Homelessness Garph Analytics
ggplot(ml_data, aes(EntryDateMonth)) + geom_histogram(binwidth = 1)

- As we see, we have sessional pattern here.
- More people comes to the center during summer and winter
- Less people during Spring and fall
- We need more resources during peak sesson to ensure that we can provide the quality services.
ggplot(ml_data, aes(EntryDateMonth, fill = as.factor(Destination))) + geom_histogram(binwidth = 1)

- Higher the factor number means better result after they competed the program.
- We have great result dsuring the summer but not so good result during the winter.
- Let’s see why is that the case.
ggplot(ml_data, aes(EntryDateMonth, fill = as.factor(TypeProvided))) + geom_histogram(binwidth = 1)

- Factor variables are representing specific service they have received during the enrollment.
- We know that during the summer, the program does great job and ‘A2’ services are offered the most during the summer. (A2 = Community service/service learning (CSL))
- During the winter session, we offer less ‘A2/ service and more ’B1’ services. We might need to change the service stratagies. (B1 = Rental assistance)
ggplot(ml_data, aes(EntryDateMonth, fill = as.factor(VADisabilityService))) + geom_histogram(binwidth = 1)
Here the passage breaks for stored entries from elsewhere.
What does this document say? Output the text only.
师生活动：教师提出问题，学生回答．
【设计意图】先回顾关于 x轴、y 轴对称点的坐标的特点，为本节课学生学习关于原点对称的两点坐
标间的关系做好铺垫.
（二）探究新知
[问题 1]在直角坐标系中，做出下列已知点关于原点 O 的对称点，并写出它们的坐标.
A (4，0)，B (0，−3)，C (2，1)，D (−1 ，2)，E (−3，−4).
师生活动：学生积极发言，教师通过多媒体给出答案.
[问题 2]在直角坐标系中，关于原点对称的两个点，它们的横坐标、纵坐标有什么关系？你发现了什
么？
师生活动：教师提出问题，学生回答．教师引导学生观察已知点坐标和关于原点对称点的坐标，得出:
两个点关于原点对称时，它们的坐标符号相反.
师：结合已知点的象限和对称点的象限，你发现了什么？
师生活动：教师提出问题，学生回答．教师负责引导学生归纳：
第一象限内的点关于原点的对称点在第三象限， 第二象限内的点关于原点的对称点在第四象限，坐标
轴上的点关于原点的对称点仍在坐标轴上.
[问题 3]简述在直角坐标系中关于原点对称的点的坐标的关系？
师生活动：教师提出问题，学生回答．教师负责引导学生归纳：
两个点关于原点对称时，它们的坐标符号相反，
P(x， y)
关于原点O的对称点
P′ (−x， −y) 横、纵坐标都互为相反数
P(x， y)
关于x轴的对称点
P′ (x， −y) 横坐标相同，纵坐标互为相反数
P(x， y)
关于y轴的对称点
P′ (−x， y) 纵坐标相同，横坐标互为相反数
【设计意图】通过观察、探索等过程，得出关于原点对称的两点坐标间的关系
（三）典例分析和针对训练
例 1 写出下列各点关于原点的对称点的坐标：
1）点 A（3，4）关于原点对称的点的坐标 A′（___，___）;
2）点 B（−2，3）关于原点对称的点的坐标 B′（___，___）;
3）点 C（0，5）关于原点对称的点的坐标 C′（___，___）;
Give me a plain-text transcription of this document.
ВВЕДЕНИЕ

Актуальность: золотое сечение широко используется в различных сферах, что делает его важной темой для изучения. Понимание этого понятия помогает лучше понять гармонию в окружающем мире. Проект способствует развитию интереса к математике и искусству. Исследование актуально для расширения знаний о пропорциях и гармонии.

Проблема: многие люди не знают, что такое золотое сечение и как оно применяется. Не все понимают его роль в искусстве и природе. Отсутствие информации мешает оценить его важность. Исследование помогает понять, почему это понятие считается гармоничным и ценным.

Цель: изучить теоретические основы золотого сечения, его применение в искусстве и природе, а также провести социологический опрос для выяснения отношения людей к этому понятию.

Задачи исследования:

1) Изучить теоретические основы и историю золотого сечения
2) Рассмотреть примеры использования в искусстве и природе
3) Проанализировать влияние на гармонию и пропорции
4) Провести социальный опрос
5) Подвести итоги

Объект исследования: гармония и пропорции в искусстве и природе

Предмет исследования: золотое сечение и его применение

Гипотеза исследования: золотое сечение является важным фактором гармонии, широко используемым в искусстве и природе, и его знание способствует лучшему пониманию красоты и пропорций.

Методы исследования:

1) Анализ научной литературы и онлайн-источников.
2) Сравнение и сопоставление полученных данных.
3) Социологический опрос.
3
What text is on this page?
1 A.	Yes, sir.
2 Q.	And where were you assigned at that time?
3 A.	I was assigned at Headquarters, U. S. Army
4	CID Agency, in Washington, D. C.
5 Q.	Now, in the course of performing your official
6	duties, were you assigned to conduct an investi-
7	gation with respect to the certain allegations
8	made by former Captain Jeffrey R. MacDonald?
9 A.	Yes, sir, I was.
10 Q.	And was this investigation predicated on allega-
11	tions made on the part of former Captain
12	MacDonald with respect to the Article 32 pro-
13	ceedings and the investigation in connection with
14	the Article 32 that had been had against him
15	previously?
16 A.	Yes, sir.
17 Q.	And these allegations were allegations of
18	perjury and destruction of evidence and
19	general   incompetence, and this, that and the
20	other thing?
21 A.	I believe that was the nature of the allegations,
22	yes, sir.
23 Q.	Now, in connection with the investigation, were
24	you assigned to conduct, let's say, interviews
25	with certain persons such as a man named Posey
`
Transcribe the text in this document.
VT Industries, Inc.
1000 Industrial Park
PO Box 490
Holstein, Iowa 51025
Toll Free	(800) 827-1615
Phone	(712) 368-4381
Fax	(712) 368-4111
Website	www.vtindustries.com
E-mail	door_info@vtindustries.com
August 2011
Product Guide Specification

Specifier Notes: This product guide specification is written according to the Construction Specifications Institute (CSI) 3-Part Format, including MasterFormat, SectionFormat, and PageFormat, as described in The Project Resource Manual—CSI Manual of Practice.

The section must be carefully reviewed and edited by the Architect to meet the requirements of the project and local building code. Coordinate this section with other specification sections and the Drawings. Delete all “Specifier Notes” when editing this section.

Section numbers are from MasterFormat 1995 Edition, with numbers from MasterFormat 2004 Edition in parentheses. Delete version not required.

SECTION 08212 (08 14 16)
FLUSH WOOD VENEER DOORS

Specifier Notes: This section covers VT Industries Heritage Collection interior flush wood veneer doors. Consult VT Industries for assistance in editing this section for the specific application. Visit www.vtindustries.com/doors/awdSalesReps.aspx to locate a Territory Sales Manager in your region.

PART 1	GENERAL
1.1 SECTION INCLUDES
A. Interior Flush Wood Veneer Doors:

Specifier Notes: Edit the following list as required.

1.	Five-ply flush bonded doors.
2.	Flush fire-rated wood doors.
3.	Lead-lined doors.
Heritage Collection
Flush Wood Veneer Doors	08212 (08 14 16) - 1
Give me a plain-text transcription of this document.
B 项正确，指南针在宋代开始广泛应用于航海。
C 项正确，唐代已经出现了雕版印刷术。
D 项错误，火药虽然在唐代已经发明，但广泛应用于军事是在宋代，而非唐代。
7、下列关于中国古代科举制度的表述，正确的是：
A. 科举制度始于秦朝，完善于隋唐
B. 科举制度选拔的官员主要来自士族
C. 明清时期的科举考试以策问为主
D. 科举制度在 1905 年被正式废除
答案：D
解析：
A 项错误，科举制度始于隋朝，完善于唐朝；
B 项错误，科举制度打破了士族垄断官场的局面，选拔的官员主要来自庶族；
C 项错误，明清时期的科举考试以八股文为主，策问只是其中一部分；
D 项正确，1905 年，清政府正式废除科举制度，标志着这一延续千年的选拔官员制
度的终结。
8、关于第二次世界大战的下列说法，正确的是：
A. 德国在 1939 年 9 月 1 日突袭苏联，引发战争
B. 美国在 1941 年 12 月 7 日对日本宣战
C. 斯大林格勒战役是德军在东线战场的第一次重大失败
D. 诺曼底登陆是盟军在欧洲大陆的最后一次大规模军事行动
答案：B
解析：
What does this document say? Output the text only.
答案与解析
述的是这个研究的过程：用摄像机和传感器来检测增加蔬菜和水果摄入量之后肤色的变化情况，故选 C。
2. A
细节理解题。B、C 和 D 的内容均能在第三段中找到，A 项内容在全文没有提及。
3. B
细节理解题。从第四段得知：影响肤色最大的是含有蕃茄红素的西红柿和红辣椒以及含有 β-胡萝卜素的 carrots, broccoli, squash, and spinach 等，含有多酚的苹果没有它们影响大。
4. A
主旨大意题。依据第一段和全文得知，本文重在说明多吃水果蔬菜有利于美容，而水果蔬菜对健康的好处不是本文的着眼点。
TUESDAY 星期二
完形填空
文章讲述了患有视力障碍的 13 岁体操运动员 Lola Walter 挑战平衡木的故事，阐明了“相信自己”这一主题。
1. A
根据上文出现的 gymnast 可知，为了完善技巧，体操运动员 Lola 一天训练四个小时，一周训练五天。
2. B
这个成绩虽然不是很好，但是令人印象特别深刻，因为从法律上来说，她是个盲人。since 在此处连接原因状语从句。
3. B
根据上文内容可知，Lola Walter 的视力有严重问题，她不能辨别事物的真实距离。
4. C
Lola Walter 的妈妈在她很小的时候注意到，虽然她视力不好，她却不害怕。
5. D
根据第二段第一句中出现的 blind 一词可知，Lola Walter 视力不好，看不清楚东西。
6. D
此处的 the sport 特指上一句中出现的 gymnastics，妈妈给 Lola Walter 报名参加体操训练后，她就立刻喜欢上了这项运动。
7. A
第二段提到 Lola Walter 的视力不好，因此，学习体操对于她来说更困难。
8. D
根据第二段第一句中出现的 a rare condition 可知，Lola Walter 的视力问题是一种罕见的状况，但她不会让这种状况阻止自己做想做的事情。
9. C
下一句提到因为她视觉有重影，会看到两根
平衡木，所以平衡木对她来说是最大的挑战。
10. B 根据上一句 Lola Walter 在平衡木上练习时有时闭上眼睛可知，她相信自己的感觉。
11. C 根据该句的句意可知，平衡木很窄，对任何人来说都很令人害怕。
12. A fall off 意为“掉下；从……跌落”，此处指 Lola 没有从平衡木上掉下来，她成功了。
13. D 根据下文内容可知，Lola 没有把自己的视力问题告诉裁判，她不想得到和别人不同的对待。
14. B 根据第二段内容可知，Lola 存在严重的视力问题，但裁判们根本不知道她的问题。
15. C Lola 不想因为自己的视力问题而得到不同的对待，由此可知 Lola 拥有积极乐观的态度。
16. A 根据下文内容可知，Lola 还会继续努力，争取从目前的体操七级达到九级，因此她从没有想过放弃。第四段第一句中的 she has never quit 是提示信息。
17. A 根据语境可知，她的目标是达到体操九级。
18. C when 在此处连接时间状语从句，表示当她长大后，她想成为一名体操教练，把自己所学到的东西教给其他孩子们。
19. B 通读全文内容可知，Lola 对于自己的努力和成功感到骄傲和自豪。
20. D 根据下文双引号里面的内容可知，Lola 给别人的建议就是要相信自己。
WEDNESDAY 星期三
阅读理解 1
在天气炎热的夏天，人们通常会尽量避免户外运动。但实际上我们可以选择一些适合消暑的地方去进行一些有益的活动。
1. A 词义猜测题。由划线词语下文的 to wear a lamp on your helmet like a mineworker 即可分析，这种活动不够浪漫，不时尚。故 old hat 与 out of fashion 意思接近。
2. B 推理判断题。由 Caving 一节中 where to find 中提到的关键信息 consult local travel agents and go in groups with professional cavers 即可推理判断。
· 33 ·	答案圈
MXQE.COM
- Most of the clients during the summer receive VA Disability Service which could be the potensial reason why we have such a great outcome during the summer. correlation but not causation.
Heat Map Graph Analytics
g2
## Warning: Removed 69 rows containing non-finite values (stat_density2d).

g1
## Warning: Removed 1110 rows containing missing values (geom_point).

- This map represents the intensity of the homelessness.
- More freqeunt homelessness has bigger diameter of the circle.
- Let see which area need more resources.
print("Top 10 the Most Homelessness Area")
## [1] "Top 10 the Most Homelessness Area"
top10_zip$LastPermanentZIP
## [1] 63101 63136 63118 63103 63111 63125 63114 63104 63107 63143
- Above zip code is the top 10 zipcodes where the homelessness is frequently occuring.
- According to these information, we can distribute available resources more intelligently for higher quality services.
Predictive modeling
- If we can predice the successfulness of the client prior to the service enrollment, then it is greatly beneficial for the center for having a chance to improve the 1 to 1 service if it predicts the negative outcomes.
- However, the current data sets have too much features which the model does not need them all.
- Let’s plot the most important features to select the best predictor variables.
plotFilterValues(var_imp, feat.type.cols=TRUE)

imp_feat <- (var_imp$data %>% arrange(-information.gain) %>% top_n(7))$name
## Selecting by information.gain
imp_feat
## [1] "EntryDateMonth" "Discharge_Status.1" "Discharge_Status.2"
## [4] "Age" "Employed" "TypeProvided"
## [7] "VADisabilityService"
- We already analized some of the variables previously and found some significant intuition.
- As long as we have those 7 variables, we can make great predictive model.
- Let’s do some demonstration
head(test, 3)
## TypeProvided VADisabilityService EntryDateMonth Discharge_Status.1
## 2 B1 0 1 0
## 5 B1 0 1 0
## 7 B1 0 1 0
## Discharge_Status.2 Age Employed Destination
## 2 1 4 1 3
## 5 1 4 1 3
## 7 1 4 1 3
pred.rf.test <- predict(mdl.rf, test)
conf.mtx <- confusionMatrix(pred.rf.test, test$Destination)
conf.mtx$overall
## Accuracy Kappa AccuracyLower AccuracyUpper AccuracyNull
## 0.8656172 0.7352898 0.8639407 0.8672805 0.6662625
## AccuracyPValue McnemarPValue
## 0.0000000 NaN
- As you can see, we have over 86% of accuracy to determine the successfulness of the particular individual prior to the enrollment without collecting too much data.
Improvement TODO:
- Explore more featurese and perform decent feature engineering process.
- Construct Deep Neuron Network through tensorflow to build more compelx predictive model.
- Use Spark distributed computing system to find the best hyper-parameters for Deep Neuron Network.
Challenges of this project
- Cleaning multiple, exreamly dirty, and small dataset and merging them into descent size was one of the challenges.